Characterizing Peptide-Antibody Interactions for Disease Detection

Pre-eclampsia (PE) is a pregnancy-related disease that affects 5-8 % of all pregnancies and is the cause of 18% of all maternal deaths in the US.  Clinical diagnosis centers on the presentation of hypertension and excess protein in the urine after the 20th week of gestation. PE can lead to Hemolysis, Elevated Liver enzymes, and Low Platelet count (HELLP) syndrome or eclampsia, where the mother begins seizing. Currently, PE pathogenesis is poorly understood. Recent evidence suggests that an antibody against  human (auto) protein angiotensin II AT1 receptor (AT1-AA) contributes to PE. However, AT1-AAs cannot be used as a diagnostic tool for PE because no high-throughput clinical assay exists and they are present in normal-outcome pregnancies and other diseases such as systemic sclerosis or kidney transplant rejection.

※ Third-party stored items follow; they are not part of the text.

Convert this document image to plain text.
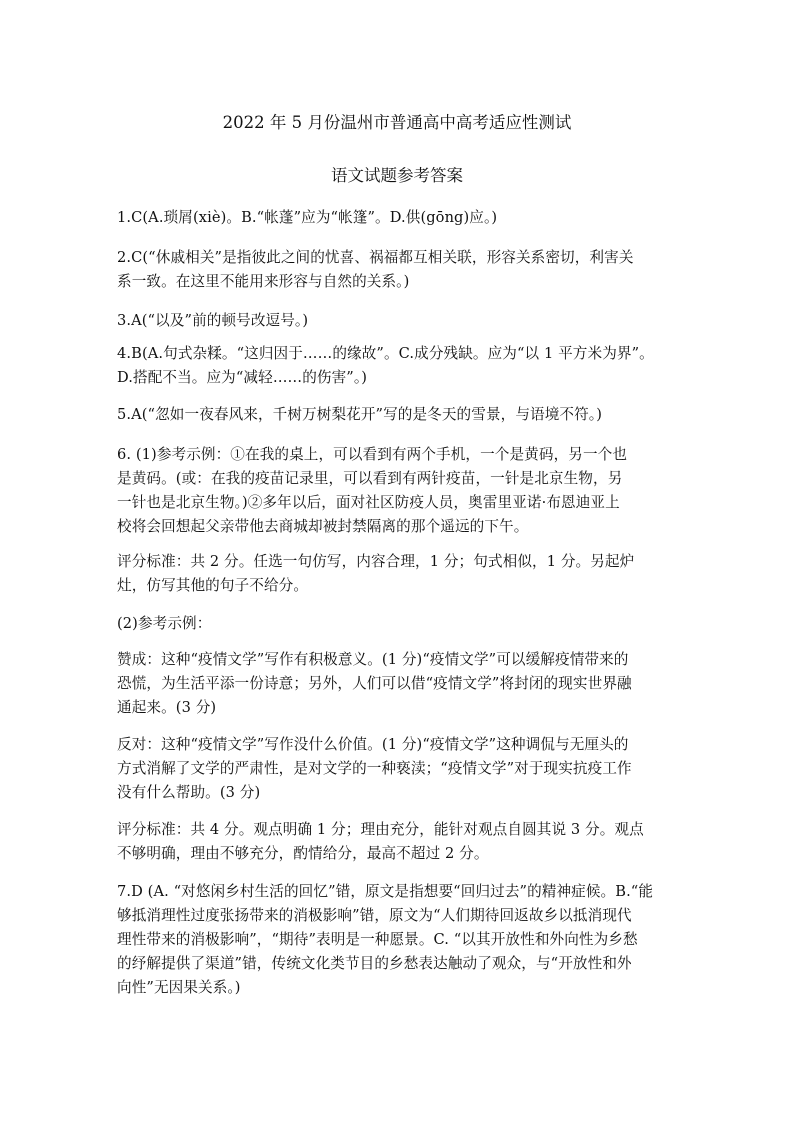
2022 年 5 月份温州市普通高中高考适应性测试
语文试题参考答案

1.C(A.琐屑(xiè)。B.“帐蓬”应为“帐篷”。D.供(gōng)应。)

2.C(“休戚相关”是指彼此之间的忧喜、祸福都互相关联，形容关系密切，利害关

系一致。在这里不能用来形容与自然的关系。)

3.A(“以及”前的顿号改逗号。)

4.B(A.句式杂糅。“这归因于……的缘故”。C.成分残缺。应为“以 1 平方米为界”。

D.搭配不当。应为“减轻……的伤害”。)

5.A(“忽如一夜春风来，千树万树梨花开”写的是冬天的雪景，与语境不符。)

6. (1)参考示例：①在我的桌上，可以看到有两个手机，一个是黄码，另一个也

是黄码。(或：在我的疫苗记录里，可以看到有两针疫苗，一针是北京生物，另

一针也是北京生物。)②多年以后，面对社区防疫人员，奥雷里亚诺·布恩迪亚上

校将会回想起父亲带他去商城却被封禁隔离的那个遥远的下午。

评分标准：共 2 分。任选一句仿写，内容合理，1 分；句式相似，1 分。另起炉

灶，仿写其他的句子不给分。

(2)参考示例：

赞成：这种“疫情文学”写作有积极意义。(1 分)“疫情文学”可以缓解疫情带来的

恐慌，为生活平添一份诗意；另外，人们可以借“疫情文学”将封闭的现实世界融

通起来。(3 分)

反对：这种“疫情文学”写作没什么价值。(1 分)“疫情文学”这种调侃与无厘头的

方式消解了文学的严肃性，是对文学的一种亵渎；“疫情文学”对于现实抗疫工作

没有什么帮助。(3 分)

评分标准：共 4 分。观点明确 1 分；理由充分，能针对观点自圆其说 3 分。观点

不够明确，理由不够充分，酌情给分，最高不超过 2 分。

7.D (A. “对悠闲乡村生活的回忆”错，原文是指想要“回归过去”的精神症候。B.“能

够抵消理性过度张扬带来的消极影响”错，原文为“人们期待回返故乡以抵消现代

理性带来的消极影响”，“期待”表明是一种愿景。C. “以其开放性和外向性为乡愁

的纾解提供了渠道”错，传统文化类节目的乡愁表达触动了观众，与“开放性和外

向性”无因果关系。)
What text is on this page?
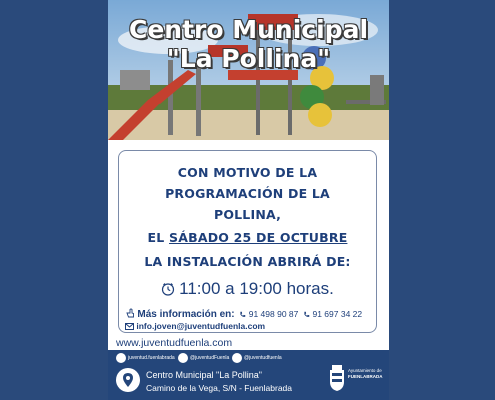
Centro Municipal
"La Pollina"
CON MOTIVO DE LA
PROGRAMACIÓN DE LA
POLLINA,
EL SÁBADO 25 DE OCTUBRE
LA INSTALACIÓN ABRIRÁ DE:
11:00 a 19:00 horas.
Más información en: 91 498 90 87 91 697 34 22
info.joven@juventudfuenla.com
www.juventudfuenla.com
juventud.fuenlabrada	@juventudFuenla	@juventudfuenla
Centro Municipal "La Pollina"
Camino de la Vega, S/N - Fuenlabrada
Ayuntamiento de
FUENLABRADA
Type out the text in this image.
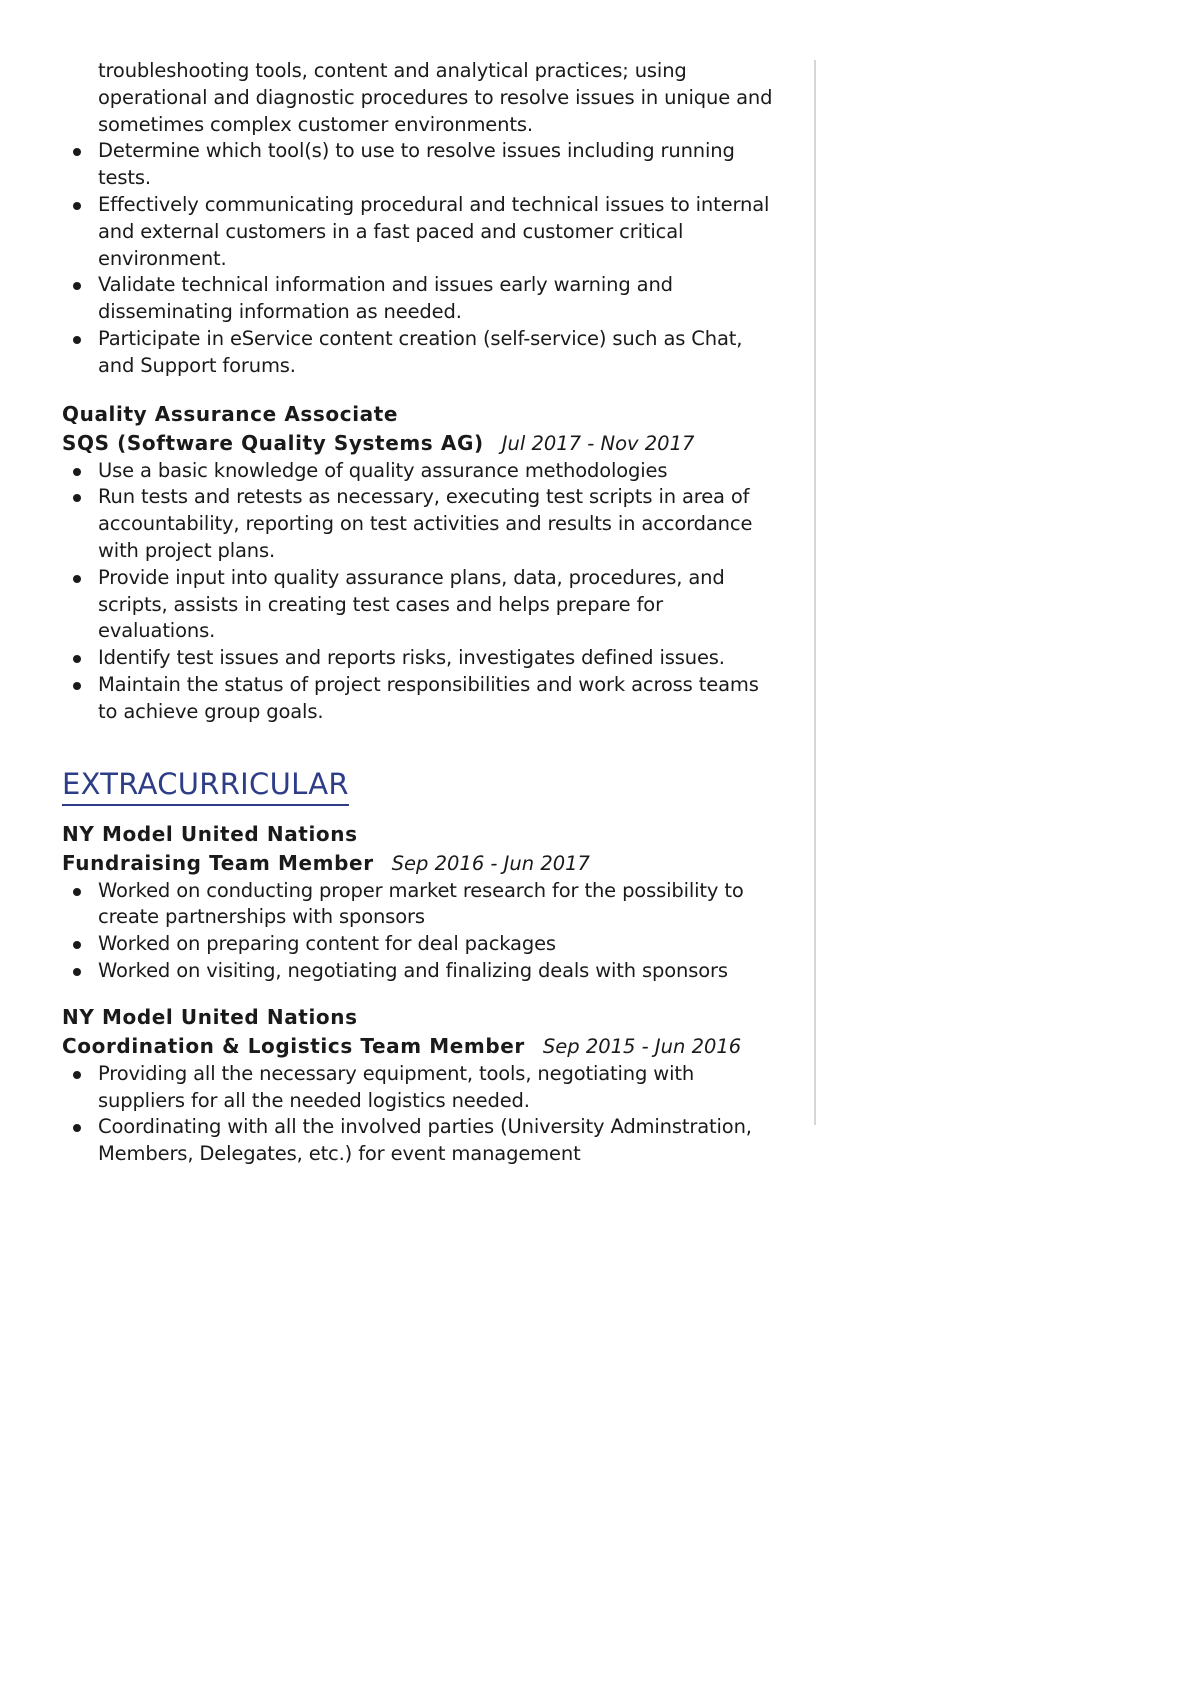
troubleshooting tools, content and analytical practices; using operational and diagnostic procedures to resolve issues in unique and sometimes complex customer environments.
Determine which tool(s) to use to resolve issues including running tests.
Effectively communicating procedural and technical issues to internal and external customers in a fast paced and customer critical environment.
Validate technical information and issues early warning and disseminating information as needed.
Participate in eService content creation (self-service) such as Chat, and Support forums.
Quality Assurance Associate
SQS (Software Quality Systems AG) Jul 2017 - Nov 2017
Use a basic knowledge of quality assurance methodologies
Run tests and retests as necessary, executing test scripts in area of accountability, reporting on test activities and results in accordance with project plans.
Provide input into quality assurance plans, data, procedures, and scripts, assists in creating test cases and helps prepare for evaluations.
Identify test issues and reports risks, investigates defined issues.
Maintain the status of project responsibilities and work across teams to achieve group goals.
EXTRACURRICULAR
NY Model United Nations
Fundraising Team Member Sep 2016 - Jun 2017
Worked on conducting proper market research for the possibility to create partnerships with sponsors
Worked on preparing content for deal packages
Worked on visiting, negotiating and finalizing deals with sponsors
NY Model United Nations
Coordination & Logistics Team Member Sep 2015 - Jun 2016
Providing all the necessary equipment, tools, negotiating with suppliers for all the needed logistics needed.
Coordinating with all the involved parties (University Adminstration, Members, Delegates, etc.) for event management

Therefore, we hypothesized that other PE specific antibodies exist that may be used as a PE diagnostic tool with cell-surface expressed antibody detecting peptides. First, using a model peptide-antibody interaction, we demonstrated that there is a direct correlation between the peptide density and the observed maximum fluorescence, and the peptide density affects the cell-surface based binding affinity. Secondly, we tested the accuracy of a PE specific antibody detecting peptide to differentiate between PE and normal-outcome pregnancies. These results demonstrate the utility of antibody detecting peptide reagents for PE diagnosis.